When to use which quantifier with predicate logic? I'm following my first logic course as part of my pre-masters programme. Currently I'm working on predicate logic. I know that $∀$ is the universal quantifier, which stands for "all" or "every", and $∃$ is the existential quantifier, which stands for "some" or "there is". In my textbook I tried the following question: > **Translate the following sentences into predicate logical formulas. Assume the domain of discourse is human beings. Not all girls love themselves** I used $G$ for "Girl" and $L$ "Loves". My translation was as follows: $$ ¬∀x(Gx \to Lxx) $$ But, the solution the textbook gives is: $$ ∃x(Gx ∧ ¬Lxx) $$ I'm really wondering if both solutions are correct.
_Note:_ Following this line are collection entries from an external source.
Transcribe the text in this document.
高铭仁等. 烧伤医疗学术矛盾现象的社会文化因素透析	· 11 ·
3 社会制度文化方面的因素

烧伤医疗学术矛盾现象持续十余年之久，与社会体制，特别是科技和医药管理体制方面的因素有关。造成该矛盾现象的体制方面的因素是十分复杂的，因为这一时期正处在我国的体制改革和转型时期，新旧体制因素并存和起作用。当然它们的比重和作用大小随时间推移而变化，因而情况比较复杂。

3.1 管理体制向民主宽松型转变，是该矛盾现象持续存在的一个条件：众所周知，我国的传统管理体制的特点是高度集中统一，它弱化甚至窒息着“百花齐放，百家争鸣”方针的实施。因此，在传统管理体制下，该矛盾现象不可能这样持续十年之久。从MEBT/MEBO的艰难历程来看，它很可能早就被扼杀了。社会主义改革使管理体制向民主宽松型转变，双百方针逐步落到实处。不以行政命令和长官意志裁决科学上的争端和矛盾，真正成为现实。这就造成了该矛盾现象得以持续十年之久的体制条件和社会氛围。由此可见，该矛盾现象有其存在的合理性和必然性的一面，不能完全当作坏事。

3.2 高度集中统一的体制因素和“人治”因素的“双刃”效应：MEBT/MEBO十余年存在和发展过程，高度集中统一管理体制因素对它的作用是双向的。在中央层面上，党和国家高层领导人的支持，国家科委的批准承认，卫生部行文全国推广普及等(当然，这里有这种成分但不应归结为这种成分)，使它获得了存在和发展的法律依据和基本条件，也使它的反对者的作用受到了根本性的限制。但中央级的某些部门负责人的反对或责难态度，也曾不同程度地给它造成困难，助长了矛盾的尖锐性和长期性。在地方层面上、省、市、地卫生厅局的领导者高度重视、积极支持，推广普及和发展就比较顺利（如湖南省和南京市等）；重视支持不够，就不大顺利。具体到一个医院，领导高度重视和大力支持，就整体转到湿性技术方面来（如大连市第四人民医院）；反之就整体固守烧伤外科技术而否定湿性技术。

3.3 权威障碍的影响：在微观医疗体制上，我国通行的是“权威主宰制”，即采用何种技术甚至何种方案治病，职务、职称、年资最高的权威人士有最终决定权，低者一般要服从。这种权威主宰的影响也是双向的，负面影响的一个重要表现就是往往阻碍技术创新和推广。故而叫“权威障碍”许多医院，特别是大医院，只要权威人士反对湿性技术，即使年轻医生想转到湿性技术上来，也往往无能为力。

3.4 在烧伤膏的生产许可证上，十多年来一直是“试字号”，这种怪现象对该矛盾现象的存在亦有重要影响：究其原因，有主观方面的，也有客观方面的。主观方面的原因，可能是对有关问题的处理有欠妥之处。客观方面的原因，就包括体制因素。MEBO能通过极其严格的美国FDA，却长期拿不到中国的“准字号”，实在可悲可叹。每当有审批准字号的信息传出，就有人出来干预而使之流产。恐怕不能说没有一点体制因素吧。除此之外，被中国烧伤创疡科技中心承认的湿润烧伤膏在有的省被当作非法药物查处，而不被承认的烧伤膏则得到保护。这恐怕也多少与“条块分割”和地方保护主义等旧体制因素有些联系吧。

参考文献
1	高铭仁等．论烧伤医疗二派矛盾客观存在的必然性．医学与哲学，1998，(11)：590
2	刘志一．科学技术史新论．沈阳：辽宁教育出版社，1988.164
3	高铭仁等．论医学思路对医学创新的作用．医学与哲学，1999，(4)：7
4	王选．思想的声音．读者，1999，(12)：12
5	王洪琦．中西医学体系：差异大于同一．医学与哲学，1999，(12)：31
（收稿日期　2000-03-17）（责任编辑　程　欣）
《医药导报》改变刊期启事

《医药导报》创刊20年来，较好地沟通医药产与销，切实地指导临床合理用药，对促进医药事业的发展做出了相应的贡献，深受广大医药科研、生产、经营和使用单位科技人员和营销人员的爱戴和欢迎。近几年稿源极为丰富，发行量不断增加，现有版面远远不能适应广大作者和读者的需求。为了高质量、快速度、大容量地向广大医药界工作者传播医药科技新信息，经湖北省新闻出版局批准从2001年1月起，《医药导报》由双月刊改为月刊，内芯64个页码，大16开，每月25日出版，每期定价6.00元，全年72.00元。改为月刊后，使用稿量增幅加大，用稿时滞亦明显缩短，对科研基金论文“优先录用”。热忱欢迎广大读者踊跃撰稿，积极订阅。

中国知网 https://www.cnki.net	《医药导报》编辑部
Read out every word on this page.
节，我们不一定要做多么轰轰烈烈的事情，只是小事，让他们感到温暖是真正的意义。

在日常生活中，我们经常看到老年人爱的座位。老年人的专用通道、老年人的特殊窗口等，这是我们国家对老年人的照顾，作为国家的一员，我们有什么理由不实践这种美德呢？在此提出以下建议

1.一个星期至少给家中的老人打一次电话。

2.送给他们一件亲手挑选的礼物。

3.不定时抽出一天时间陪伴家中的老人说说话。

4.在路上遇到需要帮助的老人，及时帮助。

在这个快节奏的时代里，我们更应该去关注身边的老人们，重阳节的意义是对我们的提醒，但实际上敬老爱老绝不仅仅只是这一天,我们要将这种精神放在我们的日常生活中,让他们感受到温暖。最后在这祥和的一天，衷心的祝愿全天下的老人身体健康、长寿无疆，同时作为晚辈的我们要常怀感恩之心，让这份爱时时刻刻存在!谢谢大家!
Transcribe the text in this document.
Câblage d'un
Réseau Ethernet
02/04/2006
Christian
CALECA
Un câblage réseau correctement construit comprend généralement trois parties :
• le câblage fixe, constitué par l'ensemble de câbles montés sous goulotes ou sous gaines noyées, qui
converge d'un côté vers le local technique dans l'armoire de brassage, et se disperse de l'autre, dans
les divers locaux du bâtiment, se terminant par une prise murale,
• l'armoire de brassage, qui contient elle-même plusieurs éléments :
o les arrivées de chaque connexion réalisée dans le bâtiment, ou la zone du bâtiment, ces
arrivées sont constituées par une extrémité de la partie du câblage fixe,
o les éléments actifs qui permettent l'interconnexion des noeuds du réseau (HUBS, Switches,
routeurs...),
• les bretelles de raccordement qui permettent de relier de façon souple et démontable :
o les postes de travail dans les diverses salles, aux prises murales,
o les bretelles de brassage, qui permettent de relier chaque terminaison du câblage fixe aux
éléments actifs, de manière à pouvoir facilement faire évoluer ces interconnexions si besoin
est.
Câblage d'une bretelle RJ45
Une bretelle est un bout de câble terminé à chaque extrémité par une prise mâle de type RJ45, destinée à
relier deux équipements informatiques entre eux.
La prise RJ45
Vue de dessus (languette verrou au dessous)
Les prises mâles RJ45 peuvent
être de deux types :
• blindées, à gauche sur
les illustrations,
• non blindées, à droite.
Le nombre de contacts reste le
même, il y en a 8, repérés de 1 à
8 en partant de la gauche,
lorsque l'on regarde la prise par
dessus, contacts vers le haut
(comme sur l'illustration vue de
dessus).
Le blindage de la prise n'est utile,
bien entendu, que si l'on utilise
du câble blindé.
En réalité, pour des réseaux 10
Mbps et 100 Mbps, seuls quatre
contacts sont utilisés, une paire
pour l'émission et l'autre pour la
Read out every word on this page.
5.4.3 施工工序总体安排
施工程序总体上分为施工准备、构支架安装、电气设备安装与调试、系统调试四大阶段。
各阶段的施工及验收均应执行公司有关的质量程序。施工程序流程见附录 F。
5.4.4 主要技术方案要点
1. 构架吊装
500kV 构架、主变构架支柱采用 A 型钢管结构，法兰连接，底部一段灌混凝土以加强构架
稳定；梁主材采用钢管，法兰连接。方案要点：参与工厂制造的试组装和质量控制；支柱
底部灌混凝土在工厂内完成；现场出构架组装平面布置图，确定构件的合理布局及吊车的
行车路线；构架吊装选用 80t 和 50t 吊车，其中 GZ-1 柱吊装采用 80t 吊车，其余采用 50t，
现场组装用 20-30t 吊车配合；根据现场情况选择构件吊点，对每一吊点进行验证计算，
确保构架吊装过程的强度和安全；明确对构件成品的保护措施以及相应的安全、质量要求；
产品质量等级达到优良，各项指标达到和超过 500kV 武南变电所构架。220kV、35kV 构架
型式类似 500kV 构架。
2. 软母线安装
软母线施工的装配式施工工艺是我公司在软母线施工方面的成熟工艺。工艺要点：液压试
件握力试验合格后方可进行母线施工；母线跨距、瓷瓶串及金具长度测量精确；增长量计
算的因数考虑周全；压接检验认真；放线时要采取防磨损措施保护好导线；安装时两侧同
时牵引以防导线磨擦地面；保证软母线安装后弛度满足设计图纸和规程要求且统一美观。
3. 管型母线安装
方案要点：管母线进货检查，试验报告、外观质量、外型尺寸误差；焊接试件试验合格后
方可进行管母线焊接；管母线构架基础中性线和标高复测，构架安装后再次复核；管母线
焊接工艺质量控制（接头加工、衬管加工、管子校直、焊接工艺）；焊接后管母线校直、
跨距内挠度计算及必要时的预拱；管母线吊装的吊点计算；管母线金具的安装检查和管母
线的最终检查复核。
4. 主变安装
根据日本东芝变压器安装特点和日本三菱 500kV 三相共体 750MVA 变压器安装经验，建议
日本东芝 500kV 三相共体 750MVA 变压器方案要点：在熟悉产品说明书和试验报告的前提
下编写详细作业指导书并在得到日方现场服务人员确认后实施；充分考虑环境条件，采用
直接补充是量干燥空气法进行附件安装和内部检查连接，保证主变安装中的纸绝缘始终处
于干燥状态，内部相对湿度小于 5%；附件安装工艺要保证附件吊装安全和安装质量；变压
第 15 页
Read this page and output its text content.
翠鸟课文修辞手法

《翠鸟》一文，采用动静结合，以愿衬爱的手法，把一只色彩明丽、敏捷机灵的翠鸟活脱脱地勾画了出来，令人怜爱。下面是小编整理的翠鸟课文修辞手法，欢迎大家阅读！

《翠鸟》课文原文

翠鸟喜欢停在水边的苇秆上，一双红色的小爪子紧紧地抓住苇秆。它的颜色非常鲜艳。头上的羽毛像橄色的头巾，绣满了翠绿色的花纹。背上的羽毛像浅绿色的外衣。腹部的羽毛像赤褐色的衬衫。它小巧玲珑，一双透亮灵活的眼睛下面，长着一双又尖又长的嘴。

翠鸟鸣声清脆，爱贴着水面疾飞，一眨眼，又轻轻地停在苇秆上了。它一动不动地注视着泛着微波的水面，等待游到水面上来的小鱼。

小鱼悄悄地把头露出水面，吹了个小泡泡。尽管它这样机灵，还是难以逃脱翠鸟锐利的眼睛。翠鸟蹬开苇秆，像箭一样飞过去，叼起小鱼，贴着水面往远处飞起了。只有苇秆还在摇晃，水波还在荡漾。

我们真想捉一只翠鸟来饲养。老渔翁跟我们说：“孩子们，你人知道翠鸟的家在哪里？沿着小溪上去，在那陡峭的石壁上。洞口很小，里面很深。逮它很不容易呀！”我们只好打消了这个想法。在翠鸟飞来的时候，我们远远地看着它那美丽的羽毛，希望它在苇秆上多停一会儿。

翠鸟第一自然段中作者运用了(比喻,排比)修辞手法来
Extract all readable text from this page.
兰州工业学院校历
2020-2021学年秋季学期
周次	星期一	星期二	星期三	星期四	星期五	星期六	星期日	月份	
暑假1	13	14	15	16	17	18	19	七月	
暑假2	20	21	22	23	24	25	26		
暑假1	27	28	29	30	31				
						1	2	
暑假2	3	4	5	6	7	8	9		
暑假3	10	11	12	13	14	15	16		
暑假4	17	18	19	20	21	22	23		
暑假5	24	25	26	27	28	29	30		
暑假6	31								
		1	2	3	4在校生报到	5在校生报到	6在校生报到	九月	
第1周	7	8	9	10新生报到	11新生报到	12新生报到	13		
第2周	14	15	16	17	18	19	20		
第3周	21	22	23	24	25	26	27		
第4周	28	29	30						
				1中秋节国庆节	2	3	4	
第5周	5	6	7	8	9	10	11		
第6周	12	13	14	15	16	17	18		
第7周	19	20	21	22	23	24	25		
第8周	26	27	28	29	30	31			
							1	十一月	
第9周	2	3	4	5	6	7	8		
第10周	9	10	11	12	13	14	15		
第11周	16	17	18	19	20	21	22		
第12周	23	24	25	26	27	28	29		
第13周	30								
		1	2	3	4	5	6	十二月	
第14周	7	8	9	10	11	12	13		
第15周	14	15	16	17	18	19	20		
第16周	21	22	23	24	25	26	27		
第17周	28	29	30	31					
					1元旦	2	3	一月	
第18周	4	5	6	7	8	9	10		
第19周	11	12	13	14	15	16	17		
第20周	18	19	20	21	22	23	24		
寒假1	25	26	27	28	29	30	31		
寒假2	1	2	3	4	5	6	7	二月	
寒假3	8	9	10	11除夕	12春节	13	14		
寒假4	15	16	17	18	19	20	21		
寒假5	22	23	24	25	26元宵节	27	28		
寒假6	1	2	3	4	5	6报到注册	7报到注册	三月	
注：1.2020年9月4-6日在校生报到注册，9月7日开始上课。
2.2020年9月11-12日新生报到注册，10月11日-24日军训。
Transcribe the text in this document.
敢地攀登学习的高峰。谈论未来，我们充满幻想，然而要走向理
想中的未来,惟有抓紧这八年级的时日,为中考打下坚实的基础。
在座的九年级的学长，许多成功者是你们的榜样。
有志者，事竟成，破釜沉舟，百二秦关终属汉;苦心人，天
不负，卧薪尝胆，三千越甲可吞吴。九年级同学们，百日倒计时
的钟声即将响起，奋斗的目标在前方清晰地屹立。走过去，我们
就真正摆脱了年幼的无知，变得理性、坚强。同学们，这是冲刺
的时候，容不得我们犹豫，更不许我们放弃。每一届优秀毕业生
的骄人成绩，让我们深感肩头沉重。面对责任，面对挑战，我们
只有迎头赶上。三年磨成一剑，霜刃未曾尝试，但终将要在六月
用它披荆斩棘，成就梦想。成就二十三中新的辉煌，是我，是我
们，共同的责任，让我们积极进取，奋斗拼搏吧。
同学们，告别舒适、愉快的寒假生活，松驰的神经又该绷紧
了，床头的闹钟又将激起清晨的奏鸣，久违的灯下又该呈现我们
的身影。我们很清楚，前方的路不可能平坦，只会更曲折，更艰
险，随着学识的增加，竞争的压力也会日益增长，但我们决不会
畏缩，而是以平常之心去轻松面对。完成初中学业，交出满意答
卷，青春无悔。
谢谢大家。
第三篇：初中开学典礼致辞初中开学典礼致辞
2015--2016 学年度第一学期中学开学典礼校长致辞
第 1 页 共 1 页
Actually, I think mine is more precise considering that "Not All" is $¬∀x$ and $∃x$ is "Some". But I guess I am missing something, or is this just a style thing and are both correct?

The two answers are equivalent.

"$\lnot \forall$" is the same as "$\exists \lnot$".

If **not all** cats are black, there must be **some** cat **that is not** black.

Thus, we have that $$ ¬∀x \ (Gx \to Lxx) \iff ∃x \ ¬(Gx \to Lxx) \text{.} $$

Now we apply the tautological equivalence $$ \lnot (p \to q) \iff (p \land \lnot q) $$

(We can check it with a truth-table: $\lnot (p \to q)$ is TRUE just in case when $p$ is TRUE and $q$ is FALSE.) to get the final result, $$ ∃x \ (Gx \land \lnot Lxx) \text{.} $$